Archived – Director

Jennifer Leaning, MD, SMH

Jennifer Leaning - headshot1Jennifer Leaning assumed the position of director of the FXB Center for Health and Human Rights on January 1, 2010. An expert in public health rights-based responses to humanitarian crises, Dr. Leaning is the FXB Professor of the Practice of Health and Human Rights at Harvard T.H. Chan School of Public Health and associate professor of Medicine at Harvard Medical School. Her appointment followed an international search for a successor to Jim Yong Kim, Harvard FXB’s director from 2006 to 2009. As Steven E. Hyman, then-provost of Harvard University, noted in the Harvard Gazette, “Jennifer’s experience on the ground in hotspots from Afghanistan to Somalia gives her a unique perspective on the connection between human rights and public health. We are excited to think about the ways in which the FXB Center and its commitment to children’s health will evolve under her leadership.”
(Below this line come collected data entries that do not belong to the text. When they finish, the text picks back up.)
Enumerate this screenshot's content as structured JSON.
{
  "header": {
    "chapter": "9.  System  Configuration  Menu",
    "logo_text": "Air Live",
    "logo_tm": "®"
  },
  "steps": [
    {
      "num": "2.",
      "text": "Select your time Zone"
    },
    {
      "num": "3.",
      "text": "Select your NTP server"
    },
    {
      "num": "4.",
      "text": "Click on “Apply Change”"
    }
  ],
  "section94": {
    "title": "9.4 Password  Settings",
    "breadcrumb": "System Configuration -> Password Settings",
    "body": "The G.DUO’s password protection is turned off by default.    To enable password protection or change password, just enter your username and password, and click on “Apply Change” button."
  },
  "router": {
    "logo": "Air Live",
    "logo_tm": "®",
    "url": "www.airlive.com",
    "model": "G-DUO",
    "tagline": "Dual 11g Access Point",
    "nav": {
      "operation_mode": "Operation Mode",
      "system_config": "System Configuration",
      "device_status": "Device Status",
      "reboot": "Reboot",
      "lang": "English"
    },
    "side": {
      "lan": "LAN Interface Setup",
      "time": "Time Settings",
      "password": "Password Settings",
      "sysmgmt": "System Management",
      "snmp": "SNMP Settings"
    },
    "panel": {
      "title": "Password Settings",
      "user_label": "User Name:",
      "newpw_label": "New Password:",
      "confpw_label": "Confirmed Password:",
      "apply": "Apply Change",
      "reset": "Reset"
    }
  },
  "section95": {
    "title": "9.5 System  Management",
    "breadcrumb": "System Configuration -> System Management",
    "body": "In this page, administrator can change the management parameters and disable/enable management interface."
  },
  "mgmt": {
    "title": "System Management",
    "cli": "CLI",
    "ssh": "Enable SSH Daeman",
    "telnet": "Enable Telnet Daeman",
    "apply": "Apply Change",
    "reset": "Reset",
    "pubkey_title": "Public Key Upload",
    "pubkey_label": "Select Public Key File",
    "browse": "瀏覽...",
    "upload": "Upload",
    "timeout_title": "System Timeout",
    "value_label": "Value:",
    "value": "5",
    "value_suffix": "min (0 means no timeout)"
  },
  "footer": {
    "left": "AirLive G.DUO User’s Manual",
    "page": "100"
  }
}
The FXB Center was founded in 1993 with the support of philanthropist Albina du Boisrouvray and places special attention on the rights of children. In announcing the selection of Dr. Leaning, Harvard Chan Dean Julio Frenk expressed gratitude to du Boisrouvray for her generous support and added that “The FXB Center represents an extraordinary commitment to improving the lives of children living in vulnerable circumstances around the globe. I am confident that Dr. Leaning will increase that commitment and strengthen the center’s sense of mission.”

Prior to her current appointment, Dr. Leaning served as co-director of the Harvard Humanitarian Initiative. From 1999 to 2005, she directed the Program on Humanitarian Crises and Human Rights at here at Harvard FXB. During this time she also served as editor-in-chief of Medicine & Global Survival, an international quarterly. She is faculty associate at the Weatherhead Center, the Carr Center for Human Rights Policy, and the Center for International Development at Harvard University, and is the former senior advisor in international and policy studies at the Radcliffe Institute for Advanced Study. Dr. Leaning serves on the boards of the Humane Society of the United States, and the Massachusetts Bay Chapter of the American Red Cross. She formerly served on the boards of Physicians for Human Rights (an organization she co-founded), Physicians for Social Responsibility, and Oxfam America. She is visiting editor of the British Medical Journal, serves on the editorial board of Health and Human Rights: An International Journal, and is a member of the Board of Syndics at Harvard University Press. She also serves on the faculty of Harvard Chan’s Department of Global Health and Population, teaching disaster management, human rights, and public health and policy response to humanitarian crises. She edited a seminal textbook on the topic, Humanitarian Crises: The Medical and Public Health Response, published by Harvard University Press in 1999.

Dr. Leaning has documented human rights abuses and provided medical care and public health services on the ground to refugees in almost every crisis over the last twenty years, including humanitarian emergencies in Afghanistan, Albania, Kosovo, Angola, Darfur, the Middle East, the former Soviet Union, Somalia, and the African Great Lakes region. She was awarded a special citation for exceptional volunteer service by the American Red Cross and the Humanitarian Rose Award by the People’s Princess Charitable Foundation in the UK. One of the first to identify the conflict in Darfur as genocide after extensive field investigations, Dr. Leaning testified before the International Criminal Court in the Hague, the United States Congress, and the United Nations on the plight of women in humanitarian crises, particularly in the case of Darfur. She received her AB degree from Radcliffe College, magna cum laude, a master’s degree in demography and public health from the Harvard T. H. Chan School of Public Health, and her MD with honors from the University of Chicago Pritzker School of Medicine.